家庭伦理剧通过女性种种挫败的相亲经历来塑造“剩女”形象,直接呈现了这样的现实矛盾:社会为女性提供了走出家庭、积极参与竞争的机会,却没有给女性设置一个能够在家庭和工作中获得平衡的理想方案。这种女性自身优势的提升却带来婚姻阻碍的社会现象,直接造成了女性主体困惑和社会认同危机。“剩女”现象是“性别主体双方社会互动作用的结果,两性代表两类行动者形成现存婚配模式,双方在一定条件下又具有相反的价值取向,一个是自我取向(剩女),一个是社会取向(男性主导的)。在两性没有良性互动机制的前提下,主要通过社会性别角色控制因子来维护既有的婚配价值模式,这样不是减少而是增加了两性间的紧张与冲突,挫伤了剩女追求自由与解放的初衷”[5]。所以,女性经济地位的提升虽然改变了以往的女性弱势地位,但却没有给女性带来在相应领域的真正话语权和行动力。比如,女性的婚姻理想和要求与社会固有的传统婚姻观念之间存在着巨大的裂隙甚至冲突,这直接造成了女性婚姻年龄的普遍性推迟和个人情感的相对滞后,已经“成为一种群体性的社会危机,更是一种变化了的女性对社会现实情境也要随之而变的需求与社会传统婚姻价值观念顽固守成之间的冲突”[6]。这凸显了我们现代社会构建中机制的失衡与困顿。
最后,大龄剩女仍期待真挚完美的爱情和婚姻。剩女们之所以“剩下”,很多时候她们对感情的要求不仅仅是物质上的,更多的是情感上的平等和心灵上的沟通,所以她们“宁缺毋滥”也要等待着真爱的出现。如《幸福来敲门》中的江路否定了经济条件优越的David陈,却对小卖部偶遇的刘宇生情有独钟。当大胆执着的江路认定这个男人之后,她便不顾一切地克服种种困难与他组成了家庭。而在《李春天的春天》中,李春天也是在不断相亲、不断失败中期待着自己的Mr.right,直到因为一次撞车事件邂逅了梁冰,二人在日后的相处中摩擦出了爱情的火花。虽然李春天在情感上一度内敛犹豫,但最终她还是选择坦然面对梁冰的真情,并决定与其携手一生。

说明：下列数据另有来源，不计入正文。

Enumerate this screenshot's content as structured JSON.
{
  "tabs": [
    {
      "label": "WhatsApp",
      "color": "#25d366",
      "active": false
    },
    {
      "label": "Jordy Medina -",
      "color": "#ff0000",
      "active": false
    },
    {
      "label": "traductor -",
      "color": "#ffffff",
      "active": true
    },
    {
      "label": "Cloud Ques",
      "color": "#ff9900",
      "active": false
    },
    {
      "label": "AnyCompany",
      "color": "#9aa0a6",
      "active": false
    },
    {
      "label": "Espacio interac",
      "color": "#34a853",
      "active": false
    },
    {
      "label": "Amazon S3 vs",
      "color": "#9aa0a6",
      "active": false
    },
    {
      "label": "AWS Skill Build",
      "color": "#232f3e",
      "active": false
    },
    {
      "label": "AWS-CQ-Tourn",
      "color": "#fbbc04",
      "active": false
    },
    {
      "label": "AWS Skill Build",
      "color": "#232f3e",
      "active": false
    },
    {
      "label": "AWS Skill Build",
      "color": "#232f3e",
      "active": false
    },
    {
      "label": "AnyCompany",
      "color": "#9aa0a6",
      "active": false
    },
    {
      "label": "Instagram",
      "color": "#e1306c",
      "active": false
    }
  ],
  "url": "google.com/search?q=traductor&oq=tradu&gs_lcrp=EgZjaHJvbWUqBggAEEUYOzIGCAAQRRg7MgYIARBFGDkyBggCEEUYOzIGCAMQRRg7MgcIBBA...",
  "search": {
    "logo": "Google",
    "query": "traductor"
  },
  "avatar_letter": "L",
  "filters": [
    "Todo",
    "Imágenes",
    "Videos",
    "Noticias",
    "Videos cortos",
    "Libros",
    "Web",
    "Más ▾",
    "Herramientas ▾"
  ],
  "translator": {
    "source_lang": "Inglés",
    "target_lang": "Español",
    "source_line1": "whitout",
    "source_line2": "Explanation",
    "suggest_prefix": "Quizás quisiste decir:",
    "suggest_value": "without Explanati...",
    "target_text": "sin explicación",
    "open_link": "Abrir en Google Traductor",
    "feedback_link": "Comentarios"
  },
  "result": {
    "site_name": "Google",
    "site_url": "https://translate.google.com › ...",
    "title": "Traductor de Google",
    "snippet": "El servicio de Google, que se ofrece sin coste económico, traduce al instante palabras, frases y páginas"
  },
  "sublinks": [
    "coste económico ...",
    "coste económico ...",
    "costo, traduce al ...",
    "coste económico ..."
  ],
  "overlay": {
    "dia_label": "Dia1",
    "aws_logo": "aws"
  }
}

遇到真爱的“大团圆”结局,是家庭伦理剧对社会现实问题的象征性解决。虽然,“剩女作为一种在生产上已经解放了的女性,客观上符合社会对女性提升的主张,这种主张也符合女性自身建构的诉求”,[7]但是,由于现阶段该问题还没有具体的解决办法,所以,影视作品只能以象征性的、个体化的解决方案,即通过剩女自身的奋斗或者偶然因素的催化,表面性化解这一社会问题,以实现家庭伦理剧的“大团圆”结局。
“凤凰男”作为伴随中国城乡人口的流动而产生的一个新词汇,指的是集全家之力,发愤读书十余年,终于考学来到城市并娶“孔雀女”(城市女孩的代名词)为妻的农村男性。他们一朝“山窝里飞出金凤凰”,从而为整个家族的蜕变带来希望,但由于仍然保留许多农村的朴素观念和传统思想,使得他们与孔雀女的爱情、婚姻和家庭面临更多考验和问题。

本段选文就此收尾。